Он следил за работой Торннастора и Конвея и пытался с переменным успехом искать успокоительные слова для Туннекиса, чье смущение, страх и отчаяние стали подобны плотному, почти осязаемому туману, сгустившемуся в операционной. О'Марой овладело сильнейшее желание как можно скорее уйти отсюда – хотя бы для того, чтобы отдышаться. Он то и дело ловил себя на мысли о том, не тратят ли врачи время понапрасну, и чем дальше, тем больше ему казалось, что все так и есть. Существо по имени Туннекис страдало потому, что стало жертвой нелепого несчастного случая, после которого ему не смог помочь ни один из его сородичей. Теперь кермианин награждал безумием врачей госпиталя, пытавшихся спасти его. В таких вопросах следовало расставлять приоритеты. Кем был Туннекис? Всего лишь огромной слизнеподобной омерзительной тварью, которая пожирала сознание О'Мары, жутким чудовищем, которое нельзя было ни отправить домой, ни оставить в госпитале. Решение было очевидным и простым, и О'Мара обладал достаточной властью для того, чтобы привести его в исполнение. Он скажет этому самоуверенному молодому выскочке Конвею и этому тупице, толстокожему слону, который ему ассистирует, что противный кермианский слизень ровным счетом никому не нужен, и велит немедленно прекратить операцию.
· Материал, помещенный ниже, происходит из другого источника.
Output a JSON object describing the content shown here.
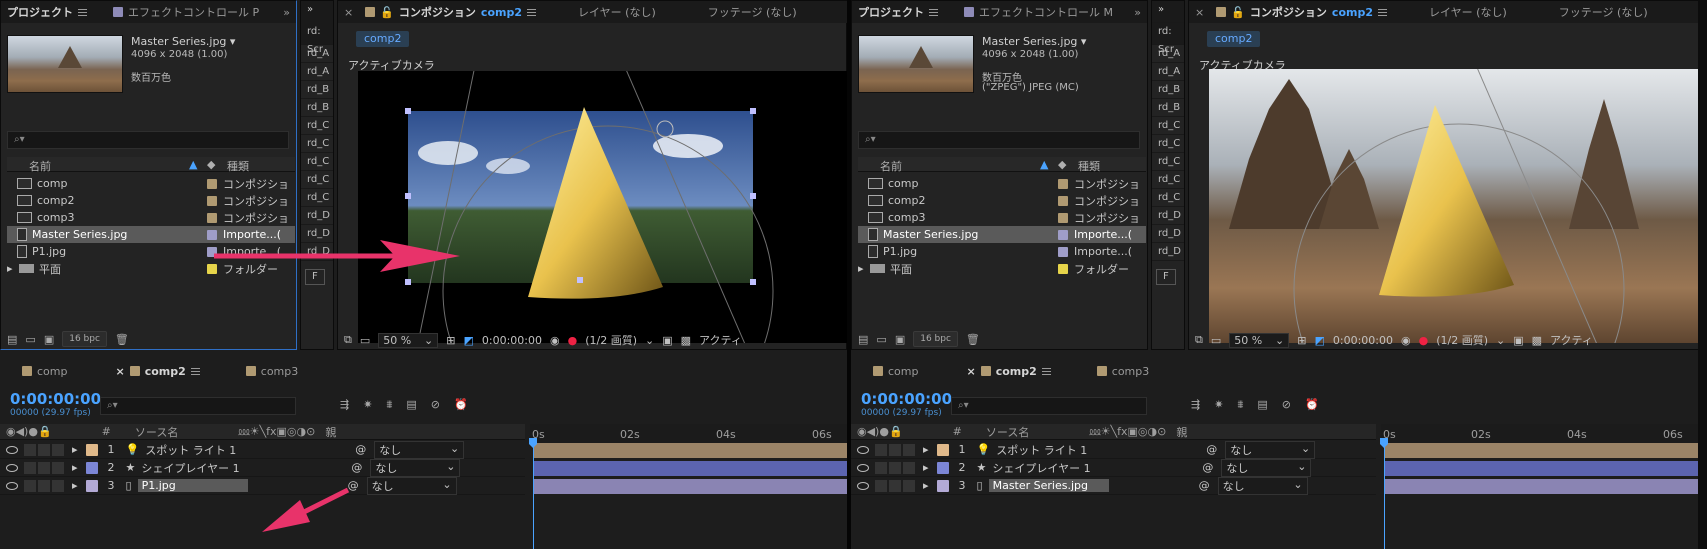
{
  "project": {
    "tab_project": "プロジェクト",
    "tab_effect_left": "エフェクトコントロール P",
    "tab_effect_right": "エフェクトコントロール M",
    "file_name": "Master Series.jpg ▾",
    "file_dims": "4096 x 2048 (1.00)",
    "file_colors": "数百万色",
    "file_codec": "(\"ZPEG\") JPEG (MC)",
    "search_placeholder": "⌕▾",
    "col_name": "名前",
    "col_type": "種類",
    "items": [
      {
        "name": "comp",
        "type": "コンポジショ",
        "kind": "comp"
      },
      {
        "name": "comp2",
        "type": "コンポジショ",
        "kind": "comp"
      },
      {
        "name": "comp3",
        "type": "コンポジショ",
        "kind": "comp"
      },
      {
        "name": "Master Series.jpg",
        "type": "Importe...(",
        "kind": "file"
      },
      {
        "name": "P1.jpg",
        "type": "Importe...(",
        "kind": "file"
      },
      {
        "name": "平面",
        "type": "フォルダー",
        "kind": "folder"
      }
    ],
    "bpc": "16 bpc"
  },
  "script_strip": {
    "header": "rd: Scr",
    "items": [
      "rd_A",
      "rd_A",
      "rd_B",
      "rd_B",
      "rd_C",
      "rd_C",
      "rd_C",
      "rd_C",
      "rd_C",
      "rd_D",
      "rd_D",
      "rd_D"
    ],
    "footer": "F"
  },
  "viewer": {
    "tab_comp": "コンポジション",
    "tab_comp_name": "comp2",
    "tab_layer": "レイヤー (なし)",
    "tab_footage": "フッテージ (なし)",
    "comp_chip": "comp2",
    "camera_label": "アクティブカメラ",
    "zoom": "50 %",
    "timecode": "0:00:00:00",
    "resolution": "(1/2 画質)",
    "camera_dd": "アクティ"
  },
  "timeline": {
    "tabs": [
      "comp",
      "comp2",
      "comp3"
    ],
    "timecode": "0:00:00:00",
    "fps": "00000 (29.97 fps)",
    "search_placeholder": "⌕▾",
    "col_num": "#",
    "col_source": "ソース名",
    "col_parent": "親",
    "ruler": [
      "0s",
      "02s",
      "04s",
      "06s"
    ],
    "layers_left": [
      {
        "num": "1",
        "name": "スポット ライト 1",
        "parent": "なし",
        "color": "#e0b98a"
      },
      {
        "num": "2",
        "name": "シェイプレイヤー 1",
        "parent": "なし",
        "color": "#7c86d6"
      },
      {
        "num": "3",
        "name": "P1.jpg",
        "parent": "なし",
        "color": "#b3aad6"
      }
    ],
    "layers_right": [
      {
        "num": "1",
        "name": "スポット ライト 1",
        "parent": "なし",
        "color": "#e0b98a"
      },
      {
        "num": "2",
        "name": "シェイプレイヤー 1",
        "parent": "なし",
        "color": "#7c86d6"
      },
      {
        "num": "3",
        "name": "Master Series.jpg",
        "parent": "なし",
        "color": "#b3aad6"
      }
    ]
  },
  "colors": {
    "accent": "#4aa3ff",
    "arrow": "#e8336a",
    "selection": "#5a5a5a"
  }
}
И вдруг О'Мару охватил страх. Так страшно ему не было еще никогда в жизни. Страх был бесформенный, не конкретный, но жуткий, и вдобавок к нему примешивалось чувство полного отчаяния. Он не хотел принимать решение и отдавать приказы, потому что знал: Конвей, который ухитрялся всегда все делать по-своему, откажется повиноваться. А Торннастор обхватит его своими длинными бородавчатыми щупальцами и растопчет слоновьими ножищами – только мокрое место останется. О'Маре хотелось убежать и спрятаться от всего и всех жутких чудовищ, населявших это кошмарное место. Даже Приликла, такой нежный и хрупкий, безгранично дружелюбный, сейчас казался ему ужасным существом, бесстыдно забирающимся в его разум и откапывающим там самые глубокие и постыдные чувства, о которых не следовало знать никому, а эмпат только и ждал случая всем о них разболтать. «Я – ничтожество, – с горечью, страхом и отчаянием думал О'Мара. – Я не нужен никому и даже самому себе».